Research

I study comparative politics, with a regional focus on Eastern Europe and Eurasia. My research interests include questions related to education, propaganda, repression and resistance in authoritarian regimes. Since May 2022, I have been working on the Russia Watcher project with Grigore Pop-Eleches and Jacob Tucker. We conduct daily public opinion surveys in Russia to study public opinion regarding the war in Ukraine. See our website and Twitter page. In other ongoing projects, I am studying the politics of exiles and emigres, both in the case of Russians who fled after the February 24 full-scale invasion of Ukraine, and more broadly. Finally, I am doing exploratory work with archival data on the Soviet mass literacy campaign in Moldova and mass repressive policies carried out in territories annexed by the Soviet Union through the Molotov-Ribbentrop Pact.

I completed an MPhil in Politics and International Studies at the University of Cambridge in 2021. My dissertation focused on international aid in Belarus and Ukraine. My project compared how differing political conditions in Belarus and Ukraine affected the provision of international aid to victims of the Chernobyl nuclear disaster. A summary of my findings was published on the website of Harvard University’s Davis Center for Russian and Eurasian Studies.

I earned my BA in Government and MA in Regional Studies: Russia, Eastern Europe and Central Asia at Harvard University in 2020. My thesis focused on Soviet-Cuban educational exchange programs. I spent one month in Moscow and two months in Havana collecting hundreds of Soviet archival documents and conducting over 60 semi-structured interviews diplomats and graduates of Soviet universities. The thesis, titled “From the ‘Island of Freedom’ to the Iron Curtain: Rethinking the Role of Soft Power in Soviet-Cuban Educational Exchange Programs,” was awarded a summa grade and won several prizes, including the Hoopes Prize and the Hammond Prize for the best undergraduate thesis related to Spanish-speaking Latin America. An article that explores some of my findings from a historical perspective is forthcoming in a special edition of Cahiers du monde russe.

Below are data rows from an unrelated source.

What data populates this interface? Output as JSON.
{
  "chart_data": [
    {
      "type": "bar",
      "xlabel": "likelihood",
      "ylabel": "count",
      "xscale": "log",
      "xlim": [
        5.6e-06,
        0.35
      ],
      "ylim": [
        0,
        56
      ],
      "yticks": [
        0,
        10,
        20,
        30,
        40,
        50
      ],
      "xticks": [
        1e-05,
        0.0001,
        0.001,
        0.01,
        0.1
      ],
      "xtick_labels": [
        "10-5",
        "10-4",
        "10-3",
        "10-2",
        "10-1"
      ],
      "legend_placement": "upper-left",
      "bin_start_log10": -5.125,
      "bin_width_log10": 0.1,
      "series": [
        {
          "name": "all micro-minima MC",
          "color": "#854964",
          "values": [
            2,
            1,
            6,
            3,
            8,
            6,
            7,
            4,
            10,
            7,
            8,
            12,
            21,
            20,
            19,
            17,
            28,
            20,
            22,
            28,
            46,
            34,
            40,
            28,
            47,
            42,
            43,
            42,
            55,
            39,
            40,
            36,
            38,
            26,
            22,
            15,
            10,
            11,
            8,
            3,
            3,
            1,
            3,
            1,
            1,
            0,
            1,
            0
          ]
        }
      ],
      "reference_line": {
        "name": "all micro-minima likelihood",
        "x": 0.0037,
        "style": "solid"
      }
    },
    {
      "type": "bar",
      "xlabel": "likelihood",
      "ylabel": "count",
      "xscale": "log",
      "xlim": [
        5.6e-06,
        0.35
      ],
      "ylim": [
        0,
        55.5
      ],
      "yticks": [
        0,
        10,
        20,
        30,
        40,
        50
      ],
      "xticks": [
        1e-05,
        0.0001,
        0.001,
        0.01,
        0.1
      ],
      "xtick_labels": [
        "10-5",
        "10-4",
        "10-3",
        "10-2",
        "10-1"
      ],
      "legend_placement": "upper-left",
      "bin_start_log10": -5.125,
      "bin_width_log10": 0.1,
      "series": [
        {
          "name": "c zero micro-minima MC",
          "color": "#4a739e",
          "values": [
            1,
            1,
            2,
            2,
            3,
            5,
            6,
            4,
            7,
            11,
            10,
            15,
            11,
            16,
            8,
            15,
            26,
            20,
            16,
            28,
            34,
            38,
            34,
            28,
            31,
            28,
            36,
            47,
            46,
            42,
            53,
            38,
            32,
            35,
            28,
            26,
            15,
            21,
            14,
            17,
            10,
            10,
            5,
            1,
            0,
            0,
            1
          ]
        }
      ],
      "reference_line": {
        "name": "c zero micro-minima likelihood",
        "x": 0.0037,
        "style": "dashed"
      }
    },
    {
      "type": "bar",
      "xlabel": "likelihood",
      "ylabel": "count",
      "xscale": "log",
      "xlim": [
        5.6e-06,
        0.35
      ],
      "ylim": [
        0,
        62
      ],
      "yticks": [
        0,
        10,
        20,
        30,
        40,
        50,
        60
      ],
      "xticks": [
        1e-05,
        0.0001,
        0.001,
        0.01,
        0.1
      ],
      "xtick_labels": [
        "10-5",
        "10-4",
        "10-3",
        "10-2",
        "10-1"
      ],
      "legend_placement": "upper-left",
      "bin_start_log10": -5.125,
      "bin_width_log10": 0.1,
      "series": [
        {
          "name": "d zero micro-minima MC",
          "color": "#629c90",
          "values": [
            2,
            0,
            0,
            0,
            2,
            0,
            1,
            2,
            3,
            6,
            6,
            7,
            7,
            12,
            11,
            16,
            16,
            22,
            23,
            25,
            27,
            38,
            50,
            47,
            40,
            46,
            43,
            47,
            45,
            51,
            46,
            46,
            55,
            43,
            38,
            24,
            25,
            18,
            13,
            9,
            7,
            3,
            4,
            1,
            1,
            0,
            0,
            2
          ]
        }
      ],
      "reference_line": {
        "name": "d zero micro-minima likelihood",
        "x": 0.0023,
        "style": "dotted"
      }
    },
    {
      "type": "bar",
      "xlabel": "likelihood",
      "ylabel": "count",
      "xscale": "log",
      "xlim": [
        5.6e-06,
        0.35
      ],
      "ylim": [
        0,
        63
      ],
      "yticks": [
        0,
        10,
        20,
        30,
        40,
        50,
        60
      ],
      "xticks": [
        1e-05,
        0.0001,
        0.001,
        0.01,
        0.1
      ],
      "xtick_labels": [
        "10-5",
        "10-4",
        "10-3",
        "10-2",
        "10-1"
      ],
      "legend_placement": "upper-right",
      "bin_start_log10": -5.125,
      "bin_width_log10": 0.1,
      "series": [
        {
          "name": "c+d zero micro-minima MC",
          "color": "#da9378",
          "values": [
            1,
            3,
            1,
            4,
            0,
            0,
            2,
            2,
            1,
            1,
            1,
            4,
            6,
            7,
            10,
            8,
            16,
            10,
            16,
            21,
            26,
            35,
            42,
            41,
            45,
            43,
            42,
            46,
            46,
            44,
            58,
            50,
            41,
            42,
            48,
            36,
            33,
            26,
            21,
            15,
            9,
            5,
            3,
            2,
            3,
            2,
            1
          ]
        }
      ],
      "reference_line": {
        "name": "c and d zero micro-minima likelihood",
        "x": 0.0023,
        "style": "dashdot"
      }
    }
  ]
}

In another research project, I used qualitative interviews and archival documents to analyze Cuba’s reaction to the Chernobyl nuclear disaster. I presented preliminary findings at the Taras Shevchenko Conference at Indiana University in March 2020 and the virtual convention of the Association for the Study of the Cuban Economy (ASCE) in August 2020. The paper won a graduate award at the ASCE convention.